Japanese Cultural Innovation: Creation of Japanese Language

We might have heard the word “innovation” in most of the topics in these past 3-4 years and it often associates with technology. However, in my research, “Revisiting the Notion of Innovation and Its Impact on Thailand’s Economic Policy: A Case Study of Japanese Manga” in

https://jati.um.edu.my/article/view/18669 I discovered that innovation means more than technology. It means to discover new things that can create values in business or economic aspects.

In the next 5 articles, we will be talking about the selected 5 topics on Japanese cultural innovation, which create business values, social values as well as cultural values. Let us start with the very first topic, “Creation of Japanese Language”.

Creation of Japanese Language

In the past, Japan did not have her own writing characters, she only had a speaking language. But, from the 7th-8th century, at the beginning of the Nara period (奈良時代), Japan started to adopt Chinese culture. This includes the adoption of Chinese characters to use in writing systems which allows a more accurate record of knowledge and events compared to the past, when stories were told by word of mouth. Eventually, 3 important pieces of the document were created –Manyoshu (万葉集), a collection of Japanese poetry and another 2 historical accounts –Kojiki (古事記) and Nihon Shoki (日本書紀). That was the first time ever in Japan that historical accounts were recorded in black and white and the story traced all the way back to the establishment of Japan.

The interesting part is that Japan was able to blend Chinese characters into her writing language when both languages have nothing in common. Technically speaking, the Chinese language is an isolating language, similar to the Thai language. It does not have a transformation of tenses, verbs, but comes with tones. On the other hand, the Japanese language is an agglutinative language. Many syllables sound chained together to form a word. There is a transformation of tenses, does not have tones and there is no separation of consonants and vowels as they both form into 1 unit of the syllable.


With the creativity of ancient Japanese, they are also successful in adopting Chinese language into Japanese speaking language. For example, “a” sound in Japanese is similar to many Chinese sounds such as 安 (an) or 阿 (ah) or “ta” sound in Japanese will use similar Chinese sound like 太 (tai) or 多 (duo) to replace.
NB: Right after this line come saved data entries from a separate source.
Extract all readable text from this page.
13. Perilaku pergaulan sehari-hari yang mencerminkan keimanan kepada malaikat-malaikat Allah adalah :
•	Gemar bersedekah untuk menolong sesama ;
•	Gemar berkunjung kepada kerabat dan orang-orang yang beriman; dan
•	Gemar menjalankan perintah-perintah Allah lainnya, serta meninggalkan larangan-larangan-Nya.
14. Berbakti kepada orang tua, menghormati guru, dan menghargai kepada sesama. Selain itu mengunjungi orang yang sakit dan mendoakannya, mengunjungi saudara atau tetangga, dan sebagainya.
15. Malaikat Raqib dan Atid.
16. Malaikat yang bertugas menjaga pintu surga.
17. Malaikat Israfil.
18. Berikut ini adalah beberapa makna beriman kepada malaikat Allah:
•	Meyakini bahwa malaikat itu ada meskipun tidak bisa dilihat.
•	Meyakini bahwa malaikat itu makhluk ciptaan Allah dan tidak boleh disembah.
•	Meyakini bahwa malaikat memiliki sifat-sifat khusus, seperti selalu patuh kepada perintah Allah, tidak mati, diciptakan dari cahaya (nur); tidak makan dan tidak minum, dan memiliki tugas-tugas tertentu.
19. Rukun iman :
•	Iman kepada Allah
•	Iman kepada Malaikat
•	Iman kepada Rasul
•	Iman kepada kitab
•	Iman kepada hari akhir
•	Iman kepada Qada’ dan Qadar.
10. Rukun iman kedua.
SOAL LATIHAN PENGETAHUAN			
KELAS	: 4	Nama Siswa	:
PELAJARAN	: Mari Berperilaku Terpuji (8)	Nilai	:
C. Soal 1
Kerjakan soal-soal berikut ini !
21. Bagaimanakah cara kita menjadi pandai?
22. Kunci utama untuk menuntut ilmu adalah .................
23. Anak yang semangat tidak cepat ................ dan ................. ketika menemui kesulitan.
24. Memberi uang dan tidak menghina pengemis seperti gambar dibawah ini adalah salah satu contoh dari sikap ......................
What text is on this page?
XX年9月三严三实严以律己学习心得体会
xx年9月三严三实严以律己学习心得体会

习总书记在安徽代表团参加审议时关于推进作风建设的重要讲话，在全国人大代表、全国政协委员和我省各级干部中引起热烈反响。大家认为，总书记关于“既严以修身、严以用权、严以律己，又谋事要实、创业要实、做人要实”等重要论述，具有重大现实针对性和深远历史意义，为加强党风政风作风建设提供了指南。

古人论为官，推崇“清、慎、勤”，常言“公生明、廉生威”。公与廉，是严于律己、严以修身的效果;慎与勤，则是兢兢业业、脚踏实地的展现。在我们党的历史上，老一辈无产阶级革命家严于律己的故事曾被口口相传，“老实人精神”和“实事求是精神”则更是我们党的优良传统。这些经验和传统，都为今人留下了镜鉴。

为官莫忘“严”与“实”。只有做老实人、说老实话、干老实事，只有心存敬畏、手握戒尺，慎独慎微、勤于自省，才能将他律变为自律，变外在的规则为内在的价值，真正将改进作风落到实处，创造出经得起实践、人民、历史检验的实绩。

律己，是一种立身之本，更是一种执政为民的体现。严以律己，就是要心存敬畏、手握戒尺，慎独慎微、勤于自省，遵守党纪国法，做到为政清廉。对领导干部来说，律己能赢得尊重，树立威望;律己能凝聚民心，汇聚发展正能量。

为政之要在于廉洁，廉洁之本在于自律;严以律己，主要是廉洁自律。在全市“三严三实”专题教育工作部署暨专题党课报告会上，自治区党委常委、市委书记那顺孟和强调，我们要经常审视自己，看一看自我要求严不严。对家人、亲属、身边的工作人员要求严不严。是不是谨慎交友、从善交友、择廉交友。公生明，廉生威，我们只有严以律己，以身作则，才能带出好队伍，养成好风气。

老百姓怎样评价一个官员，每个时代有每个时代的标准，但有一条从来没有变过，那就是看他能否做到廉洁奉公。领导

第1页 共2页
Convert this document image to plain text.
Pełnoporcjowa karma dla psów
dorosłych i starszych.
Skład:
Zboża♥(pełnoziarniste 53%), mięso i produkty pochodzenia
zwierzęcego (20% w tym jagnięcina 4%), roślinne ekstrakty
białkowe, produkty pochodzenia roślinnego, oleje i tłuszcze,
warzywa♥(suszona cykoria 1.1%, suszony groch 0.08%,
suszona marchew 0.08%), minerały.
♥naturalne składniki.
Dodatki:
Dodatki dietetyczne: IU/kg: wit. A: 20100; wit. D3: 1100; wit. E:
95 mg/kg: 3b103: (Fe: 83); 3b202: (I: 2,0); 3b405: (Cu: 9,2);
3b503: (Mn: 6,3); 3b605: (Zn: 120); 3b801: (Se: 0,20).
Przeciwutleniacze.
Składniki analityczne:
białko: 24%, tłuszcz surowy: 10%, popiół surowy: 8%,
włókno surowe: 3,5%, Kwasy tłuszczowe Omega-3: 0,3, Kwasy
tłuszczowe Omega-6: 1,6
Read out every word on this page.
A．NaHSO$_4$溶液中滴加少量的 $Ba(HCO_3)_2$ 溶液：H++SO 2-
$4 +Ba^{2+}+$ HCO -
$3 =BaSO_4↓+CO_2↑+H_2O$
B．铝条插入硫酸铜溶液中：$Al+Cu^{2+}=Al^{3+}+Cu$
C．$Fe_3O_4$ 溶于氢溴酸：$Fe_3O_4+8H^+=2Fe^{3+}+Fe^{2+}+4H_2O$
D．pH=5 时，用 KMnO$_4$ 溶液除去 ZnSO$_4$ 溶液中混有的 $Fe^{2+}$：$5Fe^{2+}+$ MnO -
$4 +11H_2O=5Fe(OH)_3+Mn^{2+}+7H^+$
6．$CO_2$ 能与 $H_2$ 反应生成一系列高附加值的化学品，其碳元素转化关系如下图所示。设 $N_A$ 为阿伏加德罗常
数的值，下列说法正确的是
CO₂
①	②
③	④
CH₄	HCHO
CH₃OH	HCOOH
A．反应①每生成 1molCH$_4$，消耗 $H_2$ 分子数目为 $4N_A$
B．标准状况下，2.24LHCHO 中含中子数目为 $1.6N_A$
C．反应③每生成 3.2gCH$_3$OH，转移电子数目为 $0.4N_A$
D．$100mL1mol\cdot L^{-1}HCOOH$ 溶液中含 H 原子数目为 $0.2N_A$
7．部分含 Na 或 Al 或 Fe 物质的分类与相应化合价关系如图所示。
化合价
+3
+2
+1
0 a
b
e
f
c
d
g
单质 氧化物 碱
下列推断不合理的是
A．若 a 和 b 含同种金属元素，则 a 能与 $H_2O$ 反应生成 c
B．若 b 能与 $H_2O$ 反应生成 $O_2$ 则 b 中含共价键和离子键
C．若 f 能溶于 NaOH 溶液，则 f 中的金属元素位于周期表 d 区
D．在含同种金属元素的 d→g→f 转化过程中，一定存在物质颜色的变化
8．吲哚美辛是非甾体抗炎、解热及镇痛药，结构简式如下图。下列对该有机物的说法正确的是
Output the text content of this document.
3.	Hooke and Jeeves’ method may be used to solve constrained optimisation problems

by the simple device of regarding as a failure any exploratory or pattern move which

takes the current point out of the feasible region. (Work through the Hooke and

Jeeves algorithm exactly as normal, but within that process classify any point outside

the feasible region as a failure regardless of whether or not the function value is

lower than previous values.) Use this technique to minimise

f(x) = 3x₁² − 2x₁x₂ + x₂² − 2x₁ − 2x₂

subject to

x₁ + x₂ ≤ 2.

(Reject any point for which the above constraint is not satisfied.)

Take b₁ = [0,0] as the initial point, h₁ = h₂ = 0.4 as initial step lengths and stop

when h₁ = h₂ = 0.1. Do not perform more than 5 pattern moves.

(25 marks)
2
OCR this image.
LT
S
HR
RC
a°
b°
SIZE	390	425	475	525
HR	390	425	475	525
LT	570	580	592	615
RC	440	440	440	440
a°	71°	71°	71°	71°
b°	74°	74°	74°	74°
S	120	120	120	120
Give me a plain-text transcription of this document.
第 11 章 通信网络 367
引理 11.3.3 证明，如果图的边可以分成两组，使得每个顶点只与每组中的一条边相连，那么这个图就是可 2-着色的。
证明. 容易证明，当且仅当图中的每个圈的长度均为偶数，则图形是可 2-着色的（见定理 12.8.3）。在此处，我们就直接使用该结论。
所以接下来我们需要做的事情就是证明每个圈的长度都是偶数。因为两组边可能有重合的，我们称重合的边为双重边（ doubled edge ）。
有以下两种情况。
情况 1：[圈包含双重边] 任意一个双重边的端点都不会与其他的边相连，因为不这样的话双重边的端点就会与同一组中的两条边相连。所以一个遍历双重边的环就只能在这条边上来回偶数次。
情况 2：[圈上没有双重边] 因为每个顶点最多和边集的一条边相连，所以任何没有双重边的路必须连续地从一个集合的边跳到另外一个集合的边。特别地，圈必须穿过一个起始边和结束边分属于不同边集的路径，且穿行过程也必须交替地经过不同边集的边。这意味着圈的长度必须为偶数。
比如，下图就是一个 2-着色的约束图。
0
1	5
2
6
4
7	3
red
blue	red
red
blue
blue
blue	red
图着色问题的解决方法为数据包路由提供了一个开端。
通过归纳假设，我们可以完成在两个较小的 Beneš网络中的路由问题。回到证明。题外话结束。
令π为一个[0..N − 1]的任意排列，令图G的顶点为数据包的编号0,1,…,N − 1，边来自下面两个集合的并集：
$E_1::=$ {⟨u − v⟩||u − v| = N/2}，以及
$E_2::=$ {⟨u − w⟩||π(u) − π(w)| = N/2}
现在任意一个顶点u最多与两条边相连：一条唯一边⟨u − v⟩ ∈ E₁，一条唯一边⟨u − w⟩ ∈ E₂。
Later, there was confusion as different people use different characters for the same sound. So, there is a cooperation to set a standard, and the first language system in Japan was created in Heian period (平安時代) which is an era after the Nara period (奈良時代). This is the first time in Japanese history that 3 types of characters have existed. They are
 

1.1 Kanji (漢字) are real Chinese characters that are still used in the Japanese language.
 

1.2 Hiragana (平仮名) are Japanese characters that are used in place of Japanese sounds. The origin of Hiragana was the new characters obtained from writing Kanji with a brush. For an instant, when a character “a (安)” is being written over time, Hiragana “a (あ)” will be obtained. Or “ta (太)” will eventually turn into “ta (た)”.
 

1.3 Katakana (片仮名) are Japanese characters that are used to replace foreign language sounds. The origin of Katakana is when Kanji characters are written partly and those parts become new characters. For example, when “a (阿)” was written partly, it turns into “a (ア)” or “ta (多)” will turn into “ta (タ)”


Japan is successful in creating a language based on 3 character types. It is very rare for a language in this world to have 3 character types within the same language and each clearly has its own role. Kanji is used to convey the main meaning. Hiragana is used to explain grammar and represents sounds that do not exist in Kanji. And Katakana is used to represent sounds from a foreign language. Thus, in one Japanese sentence, there will be a mixture of these 3 character types.

Apart from these 3 character types, Japan adopted many more languages such as Chinese, Korean, English, German, and French. Especially, during the Meiji Revolution (明治維新) in 1868 and after the Second World War, after 1945, Japan warmly welcomed Western culture. This causes many new words, which do not previously exist in English and Japanese, to exist. And there comes the Japanese language that is used in modern days. “Japanese as a Foreign Language” has also become an educational business that gains huge profits for Japan.


It can be said that Japanese cultural innovation starts from taking a better system to use and further improves it to create values that cannot be found in the originals. After that, the new system has become a Japanese identity that leads to the social, economic, and cultural development of Japan.